The bill increases federal oversight to reduce improper payments and direct more CCDBG dollars to eligible families, but it raises administrative costs for States and risks reduced benefits or added barriers for some families if States fail to comply or tighten eligibility.
Eligible low-income families (parents and children) retain more CCDBG child care assistance because States with high improper payment rates must submit corrective plans and reduce improper payments, helping more dollars reach intended recipients.
State administration of CCDBG will face stronger federal oversight and accountability through Secretary-approved corrective plans and required progress demonstrations, which can improve program management and reduce misuse of funds.
By targeting and reducing improper payments, the bill can reduce waste and help protect the overall CCDBG funding pool for child care services.
Families in States that fail to lower improper payment rates risk reduced CCDBG funding, which could result in fewer child care subsidies and reduced access to care for children and parents in those States.
Eligible families may face tightened eligibility checks or more burdensome verification processes as States try to avoid improper payments, causing delays or barriers to receiving benefits.
State agencies administering CCDBG will incur increased administrative burden and costs to comply with new reporting and corrective-plan requirements.
Based on analysis of 2 sections of legislative text.
Conditions federal child care block grant funding on state improper payment rates: >5% requires corrective plans and reporting; two consecutive years >5% can lead to ineligibility unless corrected or significant progress is shown.
Introduced February 26, 2026 by Glenn Grothman · Last progress February 26, 2026
Requires states that receive federal child care block grant funds to take corrective action when their improper payment rate for the program exceeds 5% in a fiscal year.

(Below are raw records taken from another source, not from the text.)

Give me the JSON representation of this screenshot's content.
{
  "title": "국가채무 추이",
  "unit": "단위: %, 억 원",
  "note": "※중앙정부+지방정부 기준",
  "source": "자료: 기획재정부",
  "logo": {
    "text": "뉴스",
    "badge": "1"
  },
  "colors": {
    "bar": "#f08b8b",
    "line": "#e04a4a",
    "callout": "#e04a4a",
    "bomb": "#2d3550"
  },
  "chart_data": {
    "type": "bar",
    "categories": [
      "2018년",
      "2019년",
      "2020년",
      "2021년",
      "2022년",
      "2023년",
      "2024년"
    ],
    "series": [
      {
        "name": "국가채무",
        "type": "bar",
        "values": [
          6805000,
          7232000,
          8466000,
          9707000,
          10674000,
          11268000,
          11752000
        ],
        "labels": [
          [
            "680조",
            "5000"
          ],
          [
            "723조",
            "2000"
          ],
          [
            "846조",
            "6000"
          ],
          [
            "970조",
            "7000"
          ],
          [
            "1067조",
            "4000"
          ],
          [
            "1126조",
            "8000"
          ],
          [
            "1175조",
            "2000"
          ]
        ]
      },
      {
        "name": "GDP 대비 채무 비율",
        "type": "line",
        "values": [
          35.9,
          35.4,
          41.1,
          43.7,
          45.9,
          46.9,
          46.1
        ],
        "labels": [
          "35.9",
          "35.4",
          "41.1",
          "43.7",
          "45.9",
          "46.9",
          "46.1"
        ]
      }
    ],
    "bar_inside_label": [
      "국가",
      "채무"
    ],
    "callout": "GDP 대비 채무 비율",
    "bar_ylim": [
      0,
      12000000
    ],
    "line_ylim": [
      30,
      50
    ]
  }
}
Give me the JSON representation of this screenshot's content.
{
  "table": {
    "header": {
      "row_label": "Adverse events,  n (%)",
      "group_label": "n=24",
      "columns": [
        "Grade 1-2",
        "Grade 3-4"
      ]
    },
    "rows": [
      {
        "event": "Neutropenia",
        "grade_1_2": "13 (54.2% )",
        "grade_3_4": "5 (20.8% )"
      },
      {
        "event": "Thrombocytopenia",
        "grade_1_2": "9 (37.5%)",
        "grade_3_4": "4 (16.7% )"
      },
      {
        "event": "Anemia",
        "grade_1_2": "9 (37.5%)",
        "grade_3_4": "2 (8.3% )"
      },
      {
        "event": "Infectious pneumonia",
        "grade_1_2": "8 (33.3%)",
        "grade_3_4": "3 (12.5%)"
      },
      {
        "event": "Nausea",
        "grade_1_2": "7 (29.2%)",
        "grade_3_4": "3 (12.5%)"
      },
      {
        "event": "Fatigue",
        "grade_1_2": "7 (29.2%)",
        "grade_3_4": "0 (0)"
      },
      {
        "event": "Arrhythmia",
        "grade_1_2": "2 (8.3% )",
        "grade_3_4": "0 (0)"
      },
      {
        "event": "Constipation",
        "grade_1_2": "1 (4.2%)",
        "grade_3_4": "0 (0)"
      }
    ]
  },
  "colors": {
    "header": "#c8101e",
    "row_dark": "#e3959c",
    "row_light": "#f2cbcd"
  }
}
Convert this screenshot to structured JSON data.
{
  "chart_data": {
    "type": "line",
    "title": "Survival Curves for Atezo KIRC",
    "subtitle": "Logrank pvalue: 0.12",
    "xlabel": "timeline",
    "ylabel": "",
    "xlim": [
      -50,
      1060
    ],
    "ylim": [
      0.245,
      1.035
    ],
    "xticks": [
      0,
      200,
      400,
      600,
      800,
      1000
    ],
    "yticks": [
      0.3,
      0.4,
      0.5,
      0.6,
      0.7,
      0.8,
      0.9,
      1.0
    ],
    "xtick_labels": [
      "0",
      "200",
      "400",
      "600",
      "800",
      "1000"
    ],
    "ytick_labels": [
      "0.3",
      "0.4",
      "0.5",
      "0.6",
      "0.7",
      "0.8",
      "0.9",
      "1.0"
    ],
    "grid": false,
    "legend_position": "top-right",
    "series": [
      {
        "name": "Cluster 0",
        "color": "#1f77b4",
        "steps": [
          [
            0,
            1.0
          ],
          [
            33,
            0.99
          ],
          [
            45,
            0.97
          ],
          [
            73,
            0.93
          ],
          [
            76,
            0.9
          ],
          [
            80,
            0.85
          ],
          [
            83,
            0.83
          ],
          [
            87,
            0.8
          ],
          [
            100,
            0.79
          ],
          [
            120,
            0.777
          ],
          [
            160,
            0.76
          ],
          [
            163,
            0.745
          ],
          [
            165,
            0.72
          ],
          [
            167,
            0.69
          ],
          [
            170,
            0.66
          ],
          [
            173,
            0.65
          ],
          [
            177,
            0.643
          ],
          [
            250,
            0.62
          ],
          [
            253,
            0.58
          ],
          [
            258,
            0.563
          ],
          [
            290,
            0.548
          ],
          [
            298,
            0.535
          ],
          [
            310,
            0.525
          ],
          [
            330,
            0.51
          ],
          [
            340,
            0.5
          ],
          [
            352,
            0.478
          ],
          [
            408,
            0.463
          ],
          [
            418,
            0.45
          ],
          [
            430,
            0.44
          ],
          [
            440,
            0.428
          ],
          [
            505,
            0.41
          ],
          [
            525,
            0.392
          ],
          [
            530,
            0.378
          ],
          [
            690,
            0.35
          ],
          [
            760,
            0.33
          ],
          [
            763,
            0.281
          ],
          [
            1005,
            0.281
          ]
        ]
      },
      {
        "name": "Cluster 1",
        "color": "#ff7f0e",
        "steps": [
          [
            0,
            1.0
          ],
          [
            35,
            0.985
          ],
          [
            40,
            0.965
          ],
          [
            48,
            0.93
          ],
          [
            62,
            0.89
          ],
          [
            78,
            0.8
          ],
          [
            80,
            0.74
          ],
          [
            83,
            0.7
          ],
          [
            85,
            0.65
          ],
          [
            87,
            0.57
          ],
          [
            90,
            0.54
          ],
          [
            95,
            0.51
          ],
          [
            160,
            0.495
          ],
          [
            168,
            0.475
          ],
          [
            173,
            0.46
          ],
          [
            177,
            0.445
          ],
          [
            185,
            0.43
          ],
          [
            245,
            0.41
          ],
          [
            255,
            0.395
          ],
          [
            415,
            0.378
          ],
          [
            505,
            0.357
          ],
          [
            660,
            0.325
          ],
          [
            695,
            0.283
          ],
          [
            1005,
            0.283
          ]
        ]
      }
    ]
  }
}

States with rates above 5% must submit an approved corrective action plan and required reports; if the rate exceeds 5% for two consecutive years, the state can be made ineligible for funds unless it shows it will reduce the rate to 5% or make significant progress the following year. Also adjusts the existing statute’s subsection numbering to accommodate the new requirements. The change increases federal oversight and creates a funding consequence intended to reduce improper payments in the child care program.